「おいで・・・・・僕が家族になってあげる」
犬のいる生活
6時10分前。
俺はいつもの定位置に待機して尻尾を振り振り、これから帰ってくるであろう人を待つ。
俺の名前はシン。柴犬の2ヶ月のオス。
生まれてすぐ兄弟と一緒に捨てられて、雨の中鳴いているところをあの人に拾われた。
他の兄弟はもう冷たくなっていて、俺ももう少しで兄弟たちのところへ行くところだったのを助けてもらった。
そう、だからあの人は俺のご主人であり、命の恩人なんだ!
ガチャリ
「シーン、ただいま」
帰ってきた!!
「わんっわんっ!!!」
『キラおかえりっ!!』
9時間ぶりのキラに俺は尻尾を千切れそうになるぐらい振ってキラの足に抱きつくと、キラは少し苦笑して俺の頭を撫でてくれる。
「本当は足かけるのだめなんだけどね。いい子にしてた?」
俺は一生懸命キラに撫でてもらおうと足にまとわり付いていたけど、この前これをやって足を踏まれたことがあるから
ほどほどにして先に部屋に入ってキラを待つ。
「遊ぶ前にごはん食べようね?」
そう言ってキラはキッチンへと入っていってしまう。
こうなったら遊ぶも何もない。
しょうがなく俺もキラの後についていく。
「わうっ」
『ごはんっ』
「はいはい、ちょっと待ってね」
キラは俺用の缶詰を丁寧に開けて、器に入れてくれる。
「はい、いいよ」
置かれた器に、俺は頭を突っ込むようにして平らげていく。
「ああ、そうだ。シン」
ん?と空になった器から顔を上げると、キラの手が目前に迫る。
ぱちりと音がした瞬間、首に重みがかかった。
「くう?」
『何コレ?』
首を振り振り、首を足で掻いて異物感の正体を探る。
「そんなにきつくないと思うけどね。今まで付けていなかったけどそろそろ散歩にも行かないと」
首輪に指を差し入れて確かめてから、キラは俺の頭を軽く撫でてくれる。
なんとなく首の辺りの落ち着かない感じにそわそわしながら、キラの手を舐めた。
俺の頭をもう一度軽く撫でてから仕事部屋に入っていってしまった。
「くーん・・・・」
『キラ・・・・・』
こうなってはいくら鳴いたところで、用事が終わるまで出てこない。
それにこの前こっそりと入ろうとしたら思いっきり怒られてしまったから、扉の前で待つしかなかった。
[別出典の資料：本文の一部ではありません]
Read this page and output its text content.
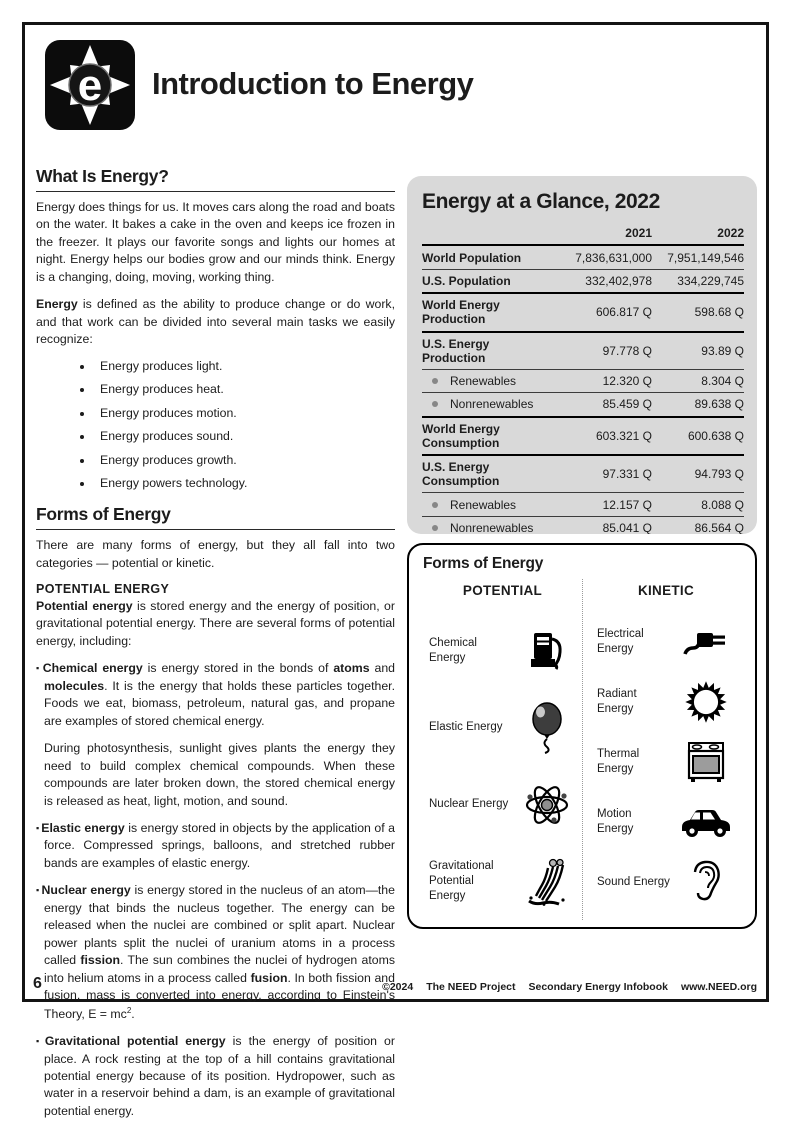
e Introduction to Energy
What Is Energy?

Energy does things for us. It moves cars along the road and boats on the water. It bakes a cake in the oven and keeps ice frozen in the freezer. It plays our favorite songs and lights our homes at night. Energy helps our bodies grow and our minds think. Energy is a changing, doing, moving, working thing.

Energy is defined as the ability to produce change or do work, and that work can be divided into several main tasks we easily recognize:

• Energy produces light.
• Energy produces heat.
• Energy produces motion.
• Energy produces sound.
• Energy produces growth.
• Energy powers technology.
Forms of Energy

There are many forms of energy, but they all fall into two categories — potential or kinetic.

POTENTIAL ENERGY

Potential energy is stored energy and the energy of position, or gravitational potential energy. There are several forms of potential energy, including:

▪ Chemical energy is energy stored in the bonds of atoms and molecules. It is the energy that holds these particles together. Foods we eat, biomass, petroleum, natural gas, and propane are examples of stored chemical energy.

During photosynthesis, sunlight gives plants the energy they need to build complex chemical compounds. When these compounds are later broken down, the stored chemical energy is released as heat, light, motion, and sound.

▪ Elastic energy is energy stored in objects by the application of a force. Compressed springs, balloons, and stretched rubber bands are examples of elastic energy.

▪ Nuclear energy is energy stored in the nucleus of an atom—the energy that binds the nucleus together. The energy can be released when the nuclei are combined or split apart. Nuclear power plants split the nuclei of uranium atoms in a process called fission. The sun combines the nuclei of hydrogen atoms into helium atoms in a process called fusion. In both fission and fusion, mass is converted into energy, according to Einstein's Theory, $E = mc^2$.

▪ Gravitational potential energy is the energy of position or place. A rock resting at the top of a hill contains gravitational potential energy because of its position. Hydropower, such as water in a reservoir behind a dam, is an example of gravitational potential energy.

Energy at a Glance, 2022
2021	2022
World Population	7,836,631,000	7,951,149,546
U.S. Population	332,402,978	334,229,745
World Energy Production	606.817 Q	598.68 Q
U.S. Energy Production	97.778 Q	93.89 Q
Renewables	12.320 Q	8.304 Q
Nonrenewables	85.459 Q	89.638 Q
World Energy Consumption	603.321 Q	600.638 Q
U.S. Energy Consumption	97.331 Q	94.793 Q
Renewables	12.157 Q	8.088 Q
Nonrenewables	85.041 Q	86.564 Q

Forms of Energy
POTENTIAL
Chemical Energy
Elastic Energy
Nuclear Energy
Gravitational Potential Energy
KINETIC
Electrical Energy
Radiant Energy
Thermal Energy
Motion Energy
Sound Energy
6	©2024 The NEED Project Secondary Energy Infobook www.NEED.org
しょうがなく俺はお気に入りのテニスボールをがじがじと齧りながら、キラが出てくるのを待つことにした。
「・・・・ン、シン・・・・」
遠くからキラが俺を呼ぶ声が聞こえる。
「シーン?ここで寝てたら踏んじゃうよ?」
「・・・・・・・クウ・・・?」
『・・・・・・・踏ん・・・?』
キラが何を言っているかわからないけど、言葉に不吉なものを感じて慌てて起きる。
「あ、起きた」
いつのまにか寝てしまっていたらしい。さっきまで噛んでいたテニスボールが転がっている。
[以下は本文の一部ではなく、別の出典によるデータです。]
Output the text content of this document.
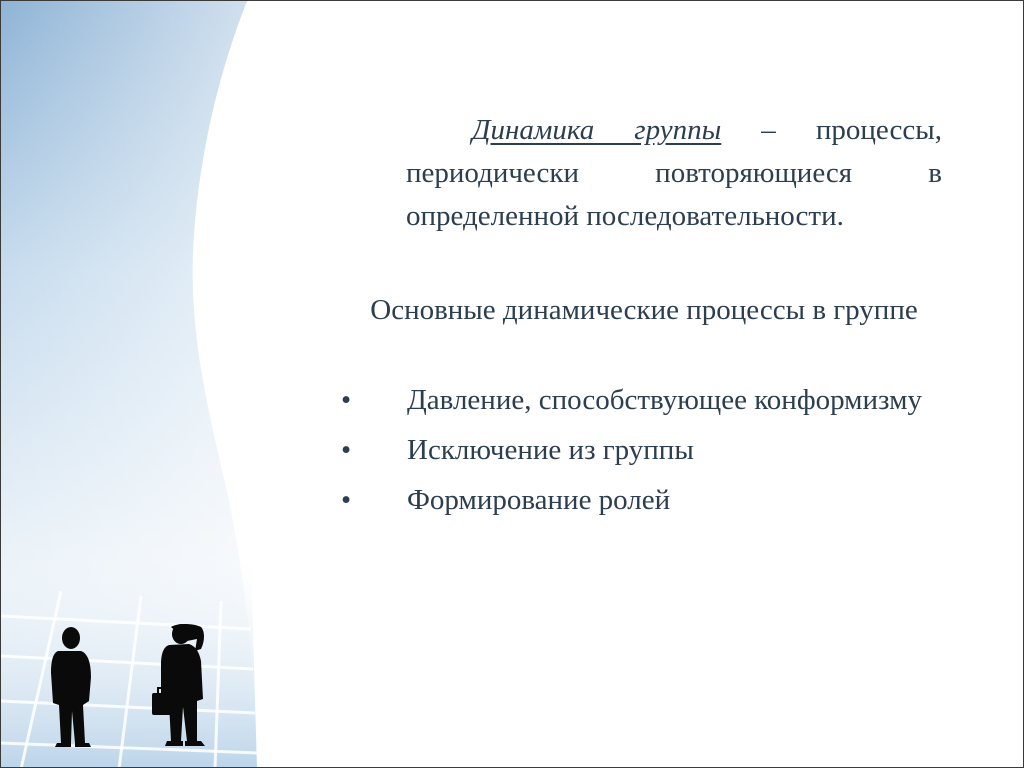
Динамика группы – процессы, периодически повторяющиеся в определенной последовательности.

Основные динамические процессы в группе
•	Давление, способствующее конформизму
•	Исключение из группы
•	Формирование ролей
キラはまだ半分寝ている俺の頭を優しく撫でてくれていた。
くあ〜っと大きなあくびをして体を伸ばす。
目を覚ますためにぶるぶるっと体を震わせてから、頭を撫でていてくれたキラの手をぺろりと舐めた。
「じゃあ散歩デビュー、行こうか」
にっこりと、キラは紐のようなものを持って笑ってそう言った。
・・・・さんぽって・・・・何?
正体不明の単語に、俺は首を傾げた。